Now it seems that there is a monthly service change as Google decides to EOL products. Each one seems to require me to log into my admin page and confirm, or change some setting.
All that would be tolerable. But Google has become so large, so tenticular, so overbearing, that I am seriously considering moving to a new service.
Sure, I could set up an imap and smtp server on Digital Ocean, and get it working. But then I would have to deal with the security and spam filtering. Not something for a hobbyist to undertake, unless you want to spend 1`00% of your time to be tweaking on it. Furthermore, as an independent, not coming from a known domain, would likely get my SMTP server on blacklists.

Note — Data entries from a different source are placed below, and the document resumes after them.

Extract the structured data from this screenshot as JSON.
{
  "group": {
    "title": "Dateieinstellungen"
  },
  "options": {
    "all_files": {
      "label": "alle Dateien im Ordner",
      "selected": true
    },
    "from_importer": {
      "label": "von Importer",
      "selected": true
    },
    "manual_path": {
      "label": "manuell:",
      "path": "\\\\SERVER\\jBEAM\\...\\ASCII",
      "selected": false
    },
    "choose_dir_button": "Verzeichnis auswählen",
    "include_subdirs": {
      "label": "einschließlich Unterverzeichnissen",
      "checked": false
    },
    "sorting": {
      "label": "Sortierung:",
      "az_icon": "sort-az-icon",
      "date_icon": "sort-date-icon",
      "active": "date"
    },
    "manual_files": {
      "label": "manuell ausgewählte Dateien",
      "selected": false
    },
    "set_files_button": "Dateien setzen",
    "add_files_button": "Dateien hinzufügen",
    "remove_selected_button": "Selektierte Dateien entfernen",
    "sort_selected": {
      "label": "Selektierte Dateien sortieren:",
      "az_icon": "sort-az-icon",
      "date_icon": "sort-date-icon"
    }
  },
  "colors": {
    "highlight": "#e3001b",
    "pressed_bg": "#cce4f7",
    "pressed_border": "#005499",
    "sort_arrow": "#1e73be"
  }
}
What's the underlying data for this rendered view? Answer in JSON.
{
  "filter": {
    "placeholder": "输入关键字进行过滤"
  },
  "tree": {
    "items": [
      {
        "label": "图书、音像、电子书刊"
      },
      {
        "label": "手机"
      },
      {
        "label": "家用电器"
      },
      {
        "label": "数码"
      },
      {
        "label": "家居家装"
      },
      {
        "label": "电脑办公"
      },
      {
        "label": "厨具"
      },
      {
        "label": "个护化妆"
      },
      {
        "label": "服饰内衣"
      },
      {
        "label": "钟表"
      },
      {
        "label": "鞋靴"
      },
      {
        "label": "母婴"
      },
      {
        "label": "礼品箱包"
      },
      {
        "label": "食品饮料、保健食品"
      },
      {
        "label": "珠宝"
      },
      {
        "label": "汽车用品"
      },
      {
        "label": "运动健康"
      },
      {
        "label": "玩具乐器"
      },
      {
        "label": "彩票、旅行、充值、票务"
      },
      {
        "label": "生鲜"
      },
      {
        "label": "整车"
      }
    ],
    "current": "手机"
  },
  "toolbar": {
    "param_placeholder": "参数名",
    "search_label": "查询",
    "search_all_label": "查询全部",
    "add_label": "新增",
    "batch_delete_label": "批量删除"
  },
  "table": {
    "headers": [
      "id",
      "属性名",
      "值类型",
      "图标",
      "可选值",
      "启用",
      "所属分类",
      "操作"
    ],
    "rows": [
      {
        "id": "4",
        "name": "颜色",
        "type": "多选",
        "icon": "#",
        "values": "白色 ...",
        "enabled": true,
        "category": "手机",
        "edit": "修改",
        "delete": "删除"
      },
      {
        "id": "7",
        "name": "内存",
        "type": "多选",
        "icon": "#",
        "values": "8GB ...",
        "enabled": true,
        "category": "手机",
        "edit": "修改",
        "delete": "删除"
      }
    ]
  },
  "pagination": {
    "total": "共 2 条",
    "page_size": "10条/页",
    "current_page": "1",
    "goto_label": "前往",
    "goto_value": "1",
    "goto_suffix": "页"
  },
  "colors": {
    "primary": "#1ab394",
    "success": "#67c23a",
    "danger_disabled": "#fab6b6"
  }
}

No, building and running my own server, while it might be fun, would be a bad idea.
So that leaves me to look for options. The natural option is to get a small business class Office365 account. Roughly the same price per user per month ad G-Suite, it does offer more storage, and some other goodies (including a 1TB onedrive account). But it just feels “heavy”. Still, it does look like there are good tools and tutorials for migrating from G-Suite to O365. Kudos to Microsoft for knowing that there is a desire to move away from Google.
And it is also sad that Microsoft, once the evil empire, is now a lot less evil than Google.
I found Proton Mail, a Swiss company, with a lot of really good privacy credentials. Good pricing too, 4 euros a month, is a bit less than the cost of G-Suite. But it has smallish storage, at 5gigs total. While a lot of what is in my main tralfaz account is noise, and could be deleted, the thought of cleaning house is daunting.
Then there is the AWS Workmail, that seems to do a pretty solid job of emulating Exchange, and feels like it might be a reasonable service. Additionally, they have some paired service with migration experts, to help move my data. That might be worth the cost of admission there. For $4 per month per account, it is about 30% cheaper than G-Suite, with a full 50 gig email box. Will have to do a lot of digging into this one.
Plenty of options, but a lot of research to figure out what is the best path. Trading Google for Amazon doesn’t seem like a win for privacy, does it?
As Jethro Tull eloquently put it: “Nothing is Easy”.